Build your vocabulary with Merriam-Webster's Word of the Day! Each day a Merriam-Webster editor offers insight into a fascinating new word -- explaining its meaning, current use, and little-known details about its origin.
September 18th, 2016
Episode 651 of 758 episodes
Merriam-Webster's Word of the Day for September 18, 2016 is: loll \LAHL\ verb 1 : to hang or let hang loosely : droop 2 : to recline, lean, or move in a lax, lazy, or indolent manner : lounge Examples: "'Ginny, please wake up,' Harry muttered desperately, shaking her.

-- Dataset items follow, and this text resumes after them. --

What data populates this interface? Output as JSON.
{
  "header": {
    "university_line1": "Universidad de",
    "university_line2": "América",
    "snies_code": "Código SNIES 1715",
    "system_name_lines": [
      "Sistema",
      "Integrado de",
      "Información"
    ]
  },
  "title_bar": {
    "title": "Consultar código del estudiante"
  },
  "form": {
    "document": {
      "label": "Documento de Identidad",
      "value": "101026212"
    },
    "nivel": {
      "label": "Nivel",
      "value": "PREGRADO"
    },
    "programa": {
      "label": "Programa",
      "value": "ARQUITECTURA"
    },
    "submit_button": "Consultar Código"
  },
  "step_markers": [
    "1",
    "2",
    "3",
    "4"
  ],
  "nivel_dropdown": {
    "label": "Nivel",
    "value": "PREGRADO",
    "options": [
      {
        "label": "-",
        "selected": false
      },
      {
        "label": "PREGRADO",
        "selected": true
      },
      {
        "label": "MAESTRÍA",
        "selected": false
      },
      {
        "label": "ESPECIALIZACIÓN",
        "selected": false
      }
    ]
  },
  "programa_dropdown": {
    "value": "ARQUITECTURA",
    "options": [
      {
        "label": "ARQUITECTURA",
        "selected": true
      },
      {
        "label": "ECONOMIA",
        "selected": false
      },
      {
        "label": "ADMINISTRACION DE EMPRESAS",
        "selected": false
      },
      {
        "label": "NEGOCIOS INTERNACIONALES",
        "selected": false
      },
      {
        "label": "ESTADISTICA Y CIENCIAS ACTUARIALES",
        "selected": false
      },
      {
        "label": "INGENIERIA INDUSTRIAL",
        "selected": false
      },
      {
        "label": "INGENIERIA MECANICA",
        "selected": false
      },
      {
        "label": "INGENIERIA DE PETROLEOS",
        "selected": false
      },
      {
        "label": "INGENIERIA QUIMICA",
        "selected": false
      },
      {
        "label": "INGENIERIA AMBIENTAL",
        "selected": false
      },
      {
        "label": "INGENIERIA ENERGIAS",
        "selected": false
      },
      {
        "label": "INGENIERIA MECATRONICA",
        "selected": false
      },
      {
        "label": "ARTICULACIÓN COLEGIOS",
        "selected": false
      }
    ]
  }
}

Ginny's head lolled hopelessly from side to side." — J. K. Rowling, Harry Potter and the Chamber of Secrets, 1999 "We took the subway to the vast English Garden, where we cooled our feet in a stream and lolled around on wide couches at the Seehaus Beer Garden, quaffing from massive steins of German beer while chatting it up with new friends." — Jeanne Potter, The San Luis Obispo (California) Tribune, 12 Oct. 2015 Did you know? Loll has origins similar to those of another soothing verb, lull, which means "to cause to rest or sleep." Both words can be traced back to 14th-century Middle English and probably originated as imitations of the soft sounds people make when resting or trying to soothe someone else to sleep. Loll has also been used in English as a noun meaning "the act of lolling" or "a relaxed posture," but that use is now considered archaic. In its "recline" or "lean" sense, loll shares synonyms with a number of "l" verbs, including loaf, lounge, and laze.